Dr. Aaron Lerner is co-founder of IMRA, Independent Media Review and Analysis, an Israel-based news organization which provides an extensive digest of media, polls and significant interviews and events relating to the Israeli-Arab conflict. imra@netvision.net.il
Olmert keeps ignoring reality, but public opinion shift may clip his wings
By Dr. Aaron Lerner
June 23, 2006
Prime Minister Ehud Olmert disturbingly simplistic mantra that nothing will stop him from retreating may appeal to his household, but it hardly serves as a replacement for a well-reasoned and coherent policy.
Mr. Olmert's team's struggle to sell retreat to the world has become so desperate that they have gone so far as to try to package the retreat as implementation of the Road Map stripped of the Road Map's requirements of Palestinian compliance.
That's right.
The same Olmert who keeps saying that he won't negotiate with the Palestinians unless they first fulfill their security obligations is the Olmert whose team says is now planning to retreat from most of the West Bank and allow for the establishment of a sovereign Palestinian state in the evacuated areas if the Palestinians don't fulfill their security obligations.
That's a sovereign Palestinian state with access to the outside world via gateways not controlled by Israel.
Either the Olmert team has been so busy working on the retreat that they haven't had a chance to keep up with the news or they simply don't care that the Rafah Crossing has been a security failure in the absence of Israeli control.
That's a sovereign Palestinian state turning the most populous areas of Israel into one big Sderot while Mr. Olmert is incapable or unwilling to protect Sderot from the consequences of the Gaza retreat.
That's a sovereign Palestinian state that, as bizarre as this may sound, would probably be praised by the world - including the White House -- if it "destroyed the terror infrastructure" by co-opting all the terrorists into a Palestinian army (as proposed by "moderate" Mahmoud Abbas).
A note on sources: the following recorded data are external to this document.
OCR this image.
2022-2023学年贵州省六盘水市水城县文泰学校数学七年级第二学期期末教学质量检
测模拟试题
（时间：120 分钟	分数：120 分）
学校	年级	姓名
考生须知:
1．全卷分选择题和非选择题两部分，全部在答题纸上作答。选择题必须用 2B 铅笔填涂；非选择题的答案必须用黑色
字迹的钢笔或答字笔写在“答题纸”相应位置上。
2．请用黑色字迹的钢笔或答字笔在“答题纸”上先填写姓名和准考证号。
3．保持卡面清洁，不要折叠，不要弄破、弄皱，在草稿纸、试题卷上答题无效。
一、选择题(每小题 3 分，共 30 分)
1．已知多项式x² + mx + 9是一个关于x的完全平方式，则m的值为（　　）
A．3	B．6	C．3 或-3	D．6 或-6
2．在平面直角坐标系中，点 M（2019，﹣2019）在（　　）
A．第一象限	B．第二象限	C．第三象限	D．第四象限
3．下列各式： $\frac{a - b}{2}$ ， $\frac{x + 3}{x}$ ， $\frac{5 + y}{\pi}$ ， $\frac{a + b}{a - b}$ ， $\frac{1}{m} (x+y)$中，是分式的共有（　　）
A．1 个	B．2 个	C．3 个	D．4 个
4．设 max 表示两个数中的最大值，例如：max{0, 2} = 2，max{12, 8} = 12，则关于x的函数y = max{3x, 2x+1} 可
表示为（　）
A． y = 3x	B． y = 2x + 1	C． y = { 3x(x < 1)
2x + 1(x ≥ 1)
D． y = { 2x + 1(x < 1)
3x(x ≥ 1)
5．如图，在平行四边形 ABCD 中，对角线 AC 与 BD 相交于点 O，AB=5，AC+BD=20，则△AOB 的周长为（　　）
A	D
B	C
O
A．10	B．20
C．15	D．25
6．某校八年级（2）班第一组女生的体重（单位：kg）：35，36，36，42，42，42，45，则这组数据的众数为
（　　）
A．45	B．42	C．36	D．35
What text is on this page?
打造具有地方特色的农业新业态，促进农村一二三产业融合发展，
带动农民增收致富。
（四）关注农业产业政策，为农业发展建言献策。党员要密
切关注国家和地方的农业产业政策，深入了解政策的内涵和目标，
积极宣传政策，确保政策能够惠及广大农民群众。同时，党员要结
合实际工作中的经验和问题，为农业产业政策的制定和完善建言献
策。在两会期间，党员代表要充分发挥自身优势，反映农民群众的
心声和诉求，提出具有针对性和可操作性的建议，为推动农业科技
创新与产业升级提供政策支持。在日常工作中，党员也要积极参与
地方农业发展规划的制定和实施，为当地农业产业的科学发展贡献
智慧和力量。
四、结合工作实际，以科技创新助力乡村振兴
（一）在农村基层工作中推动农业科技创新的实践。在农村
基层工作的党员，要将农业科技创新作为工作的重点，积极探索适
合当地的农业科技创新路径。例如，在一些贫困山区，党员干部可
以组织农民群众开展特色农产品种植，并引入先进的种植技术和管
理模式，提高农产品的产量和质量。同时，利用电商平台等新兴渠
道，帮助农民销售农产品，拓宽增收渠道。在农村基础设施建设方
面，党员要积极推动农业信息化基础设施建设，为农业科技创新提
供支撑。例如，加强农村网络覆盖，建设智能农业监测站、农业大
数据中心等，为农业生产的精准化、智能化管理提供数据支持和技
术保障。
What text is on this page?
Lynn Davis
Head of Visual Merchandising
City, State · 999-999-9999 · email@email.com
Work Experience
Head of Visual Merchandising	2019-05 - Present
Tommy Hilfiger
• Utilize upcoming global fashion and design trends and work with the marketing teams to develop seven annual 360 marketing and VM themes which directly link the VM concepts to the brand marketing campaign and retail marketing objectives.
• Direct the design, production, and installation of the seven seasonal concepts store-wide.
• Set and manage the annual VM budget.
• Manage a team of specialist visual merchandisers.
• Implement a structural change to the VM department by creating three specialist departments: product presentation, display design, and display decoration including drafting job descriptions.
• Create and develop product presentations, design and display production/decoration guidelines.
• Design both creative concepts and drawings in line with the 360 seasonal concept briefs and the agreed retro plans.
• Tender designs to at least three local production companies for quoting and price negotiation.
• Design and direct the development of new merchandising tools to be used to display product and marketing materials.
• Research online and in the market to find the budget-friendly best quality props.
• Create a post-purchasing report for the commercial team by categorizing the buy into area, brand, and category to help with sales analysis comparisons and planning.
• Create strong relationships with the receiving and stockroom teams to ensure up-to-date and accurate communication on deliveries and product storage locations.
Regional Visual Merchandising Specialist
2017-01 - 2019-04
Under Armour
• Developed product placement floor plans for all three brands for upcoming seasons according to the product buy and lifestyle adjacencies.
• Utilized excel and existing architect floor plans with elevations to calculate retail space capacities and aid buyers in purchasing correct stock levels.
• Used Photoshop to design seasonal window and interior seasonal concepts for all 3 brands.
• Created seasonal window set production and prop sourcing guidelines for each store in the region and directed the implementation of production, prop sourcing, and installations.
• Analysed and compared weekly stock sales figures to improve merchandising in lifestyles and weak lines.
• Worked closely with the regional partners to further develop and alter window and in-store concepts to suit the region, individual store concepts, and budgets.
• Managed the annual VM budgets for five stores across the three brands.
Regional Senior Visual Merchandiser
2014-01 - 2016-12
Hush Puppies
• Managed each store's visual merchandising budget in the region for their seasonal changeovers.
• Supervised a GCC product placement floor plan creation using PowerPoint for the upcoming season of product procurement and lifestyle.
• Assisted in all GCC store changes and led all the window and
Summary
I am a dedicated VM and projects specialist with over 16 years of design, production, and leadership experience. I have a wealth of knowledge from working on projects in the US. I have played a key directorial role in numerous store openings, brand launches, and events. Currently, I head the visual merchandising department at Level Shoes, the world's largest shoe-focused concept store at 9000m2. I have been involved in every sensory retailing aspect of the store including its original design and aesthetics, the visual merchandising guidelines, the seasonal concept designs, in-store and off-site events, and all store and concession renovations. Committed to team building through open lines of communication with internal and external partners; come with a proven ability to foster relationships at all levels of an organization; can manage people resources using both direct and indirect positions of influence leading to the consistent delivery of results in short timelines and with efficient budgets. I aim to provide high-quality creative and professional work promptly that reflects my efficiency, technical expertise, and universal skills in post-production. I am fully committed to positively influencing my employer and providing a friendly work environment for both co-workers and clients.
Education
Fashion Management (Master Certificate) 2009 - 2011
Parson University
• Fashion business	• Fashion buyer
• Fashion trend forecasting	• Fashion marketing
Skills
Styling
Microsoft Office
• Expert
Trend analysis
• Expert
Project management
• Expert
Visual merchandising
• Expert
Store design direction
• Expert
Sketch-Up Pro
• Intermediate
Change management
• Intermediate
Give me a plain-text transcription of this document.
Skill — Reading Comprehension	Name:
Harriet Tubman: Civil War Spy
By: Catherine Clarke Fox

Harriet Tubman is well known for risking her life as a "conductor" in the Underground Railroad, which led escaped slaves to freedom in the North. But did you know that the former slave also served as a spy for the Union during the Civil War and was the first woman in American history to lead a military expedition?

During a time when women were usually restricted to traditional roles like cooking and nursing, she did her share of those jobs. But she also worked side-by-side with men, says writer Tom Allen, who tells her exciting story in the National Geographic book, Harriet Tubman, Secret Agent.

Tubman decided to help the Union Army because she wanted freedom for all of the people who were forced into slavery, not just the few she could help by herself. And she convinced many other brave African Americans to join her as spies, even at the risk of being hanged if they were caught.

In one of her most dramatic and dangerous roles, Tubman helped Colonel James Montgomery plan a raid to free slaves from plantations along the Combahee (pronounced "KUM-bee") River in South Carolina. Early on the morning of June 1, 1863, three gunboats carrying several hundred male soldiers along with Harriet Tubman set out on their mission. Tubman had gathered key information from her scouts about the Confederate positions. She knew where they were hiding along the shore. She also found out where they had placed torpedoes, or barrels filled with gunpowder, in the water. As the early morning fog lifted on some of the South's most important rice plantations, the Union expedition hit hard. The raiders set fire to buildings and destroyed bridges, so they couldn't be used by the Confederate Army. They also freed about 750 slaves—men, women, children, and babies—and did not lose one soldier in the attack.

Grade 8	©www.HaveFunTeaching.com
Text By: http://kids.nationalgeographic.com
That's a sovereign Palestinian state that in all likelihood would end up also in the vital Jordan Valley (the Olmert team now uses the same phraseology to describe control of the Jordan Valley that the Sharon team used to describe Israeli intentions to retain control of the Philadelphi Corridor -- before Israel retreated out from this strategic wedge separating between Gaza and Egypt).
Olmert insists that nothing can stop his retreat, much as Ariel Sharon did in the year approaching the retreat from Gaza.
But is this retreat truly unstoppable?
There is a world of difference between the two situations.
The debate over retreat from Gaza relied on speculation and conjecture.
The disastrous consequences of the retreat from the Gaza Strip has served to dramatically change public support for Olmert's plan to retreat from the West Bank.
Back on June 7th the pollsters at Dialog found that 56% opposed Olmert's plan. A Shvakim Panorama poll released tonight finds that opposition has now jumped to some 70 percent.
If the trend continues support for retreat may be limited to Mr. Olmert's immediate family and other diehard radicals.
Mr. Olmert may want to ignore the polls, but he is surrounded by politicians more interested in protecting and advancing their own careers than in being loyal to their current leader, come-what-may.